Not quite exactly, but it helps to reach Pareto efficiency. Here is an interesting piece by Paula Szuchman in Newsweek.
To prove a point after a nasty argument—kitchen cabinets were again left open, words were exchanged—my husband sketched a graph plotting the recent state of our marriage. His point was that we were having more bad days than good, and that something was needed to remedy this. But his chart got me thinking: maybe I was actually looking at the remedy. Maybe the solution to our marital strife wasn’t to be found on the therapist’s couch, but in the hard language of empirical data.

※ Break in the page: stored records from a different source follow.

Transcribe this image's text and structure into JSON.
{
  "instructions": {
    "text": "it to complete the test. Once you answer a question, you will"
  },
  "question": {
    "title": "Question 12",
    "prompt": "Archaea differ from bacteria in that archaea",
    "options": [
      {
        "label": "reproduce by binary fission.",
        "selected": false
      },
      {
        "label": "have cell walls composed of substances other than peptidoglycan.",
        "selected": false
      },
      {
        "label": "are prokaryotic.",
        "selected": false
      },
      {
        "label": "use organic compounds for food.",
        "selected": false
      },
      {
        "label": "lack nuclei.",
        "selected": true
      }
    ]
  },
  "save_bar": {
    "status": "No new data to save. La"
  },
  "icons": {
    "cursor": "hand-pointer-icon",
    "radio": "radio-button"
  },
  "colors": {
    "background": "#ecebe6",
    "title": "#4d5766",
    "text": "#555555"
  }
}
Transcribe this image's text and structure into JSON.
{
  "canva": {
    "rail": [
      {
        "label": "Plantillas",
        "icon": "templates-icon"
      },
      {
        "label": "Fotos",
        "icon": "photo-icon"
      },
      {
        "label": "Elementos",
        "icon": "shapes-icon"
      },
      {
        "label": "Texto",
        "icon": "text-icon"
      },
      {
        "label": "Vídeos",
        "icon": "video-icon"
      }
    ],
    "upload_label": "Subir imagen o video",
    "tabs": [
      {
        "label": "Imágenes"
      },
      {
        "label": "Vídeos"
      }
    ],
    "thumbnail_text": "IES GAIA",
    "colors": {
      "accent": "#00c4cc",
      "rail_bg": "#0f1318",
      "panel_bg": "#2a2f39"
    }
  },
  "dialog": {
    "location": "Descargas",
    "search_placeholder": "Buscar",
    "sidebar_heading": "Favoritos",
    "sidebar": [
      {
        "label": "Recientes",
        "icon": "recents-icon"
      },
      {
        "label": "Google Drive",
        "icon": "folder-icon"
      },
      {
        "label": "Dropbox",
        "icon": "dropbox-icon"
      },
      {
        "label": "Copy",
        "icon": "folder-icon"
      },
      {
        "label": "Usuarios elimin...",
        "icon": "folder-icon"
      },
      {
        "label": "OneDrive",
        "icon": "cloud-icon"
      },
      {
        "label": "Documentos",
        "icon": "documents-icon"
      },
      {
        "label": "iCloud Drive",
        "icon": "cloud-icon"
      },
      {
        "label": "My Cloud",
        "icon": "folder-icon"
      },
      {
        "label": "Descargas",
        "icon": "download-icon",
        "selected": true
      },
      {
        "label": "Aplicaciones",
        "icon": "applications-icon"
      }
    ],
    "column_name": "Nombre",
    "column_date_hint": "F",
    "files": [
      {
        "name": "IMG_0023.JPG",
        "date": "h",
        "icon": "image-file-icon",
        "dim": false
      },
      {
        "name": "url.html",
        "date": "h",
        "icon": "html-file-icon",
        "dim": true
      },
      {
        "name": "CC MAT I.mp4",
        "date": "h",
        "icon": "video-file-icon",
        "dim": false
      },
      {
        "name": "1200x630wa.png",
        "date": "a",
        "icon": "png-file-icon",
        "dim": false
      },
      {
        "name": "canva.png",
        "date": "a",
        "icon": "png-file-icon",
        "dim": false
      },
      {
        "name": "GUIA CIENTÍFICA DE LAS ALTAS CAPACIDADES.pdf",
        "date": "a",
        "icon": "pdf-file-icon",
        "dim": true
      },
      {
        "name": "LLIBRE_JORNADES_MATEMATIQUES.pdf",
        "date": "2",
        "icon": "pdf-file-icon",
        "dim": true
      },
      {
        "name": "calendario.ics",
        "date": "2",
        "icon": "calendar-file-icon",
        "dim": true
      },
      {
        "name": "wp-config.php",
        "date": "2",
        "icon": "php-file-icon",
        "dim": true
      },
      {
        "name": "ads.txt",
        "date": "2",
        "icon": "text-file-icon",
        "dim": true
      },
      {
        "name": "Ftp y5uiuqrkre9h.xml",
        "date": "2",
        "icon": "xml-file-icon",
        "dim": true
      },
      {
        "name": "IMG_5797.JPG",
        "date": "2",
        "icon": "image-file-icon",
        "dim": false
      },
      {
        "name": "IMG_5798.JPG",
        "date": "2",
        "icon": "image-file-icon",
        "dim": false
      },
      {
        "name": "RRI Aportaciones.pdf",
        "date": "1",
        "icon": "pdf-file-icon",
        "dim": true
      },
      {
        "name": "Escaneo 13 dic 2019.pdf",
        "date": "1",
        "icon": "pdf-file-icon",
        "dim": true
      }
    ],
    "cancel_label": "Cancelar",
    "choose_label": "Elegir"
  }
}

As a business-news editor, I was already mired in news about housing bubbles, market noise, and incentives—which, oddly, seemed to have parallels at home. My relationship bubble had burst not long after I said “I do.” Were we insufficiently compatible—or just reacting to screwed-up incentives?
[…]One key area is incentives, the things that motivate people. Mortgage deductions spur home purchases; salaries entice people to work. My husband’s incentive to close cabinets—avoid nagging—wasn’t exactly “perverse,” but it was backfiring. Turns out, there are better incentives. One is trust, which economists have found can be surprisingly motivating. In one example, people were more likely to donate blood if they weren’t paid than if they were. Who knew?
So I tried having a little faith in my guy. I stopped nagging. And one day I came home to find CLOSE ME signs taped inside our cabinets as reminders to himself.
Another lesson: 50/50 isn’t the best way to divide housework. We want an egalitarian marriage (and anything else would betray the feminist principles my mother taught me). But Adam Smith famously noted that efficiency is maximized when workers specialize. Today, I gladly pay all the bills, and my husband—mostly gladly—does all the sweeping and mopping.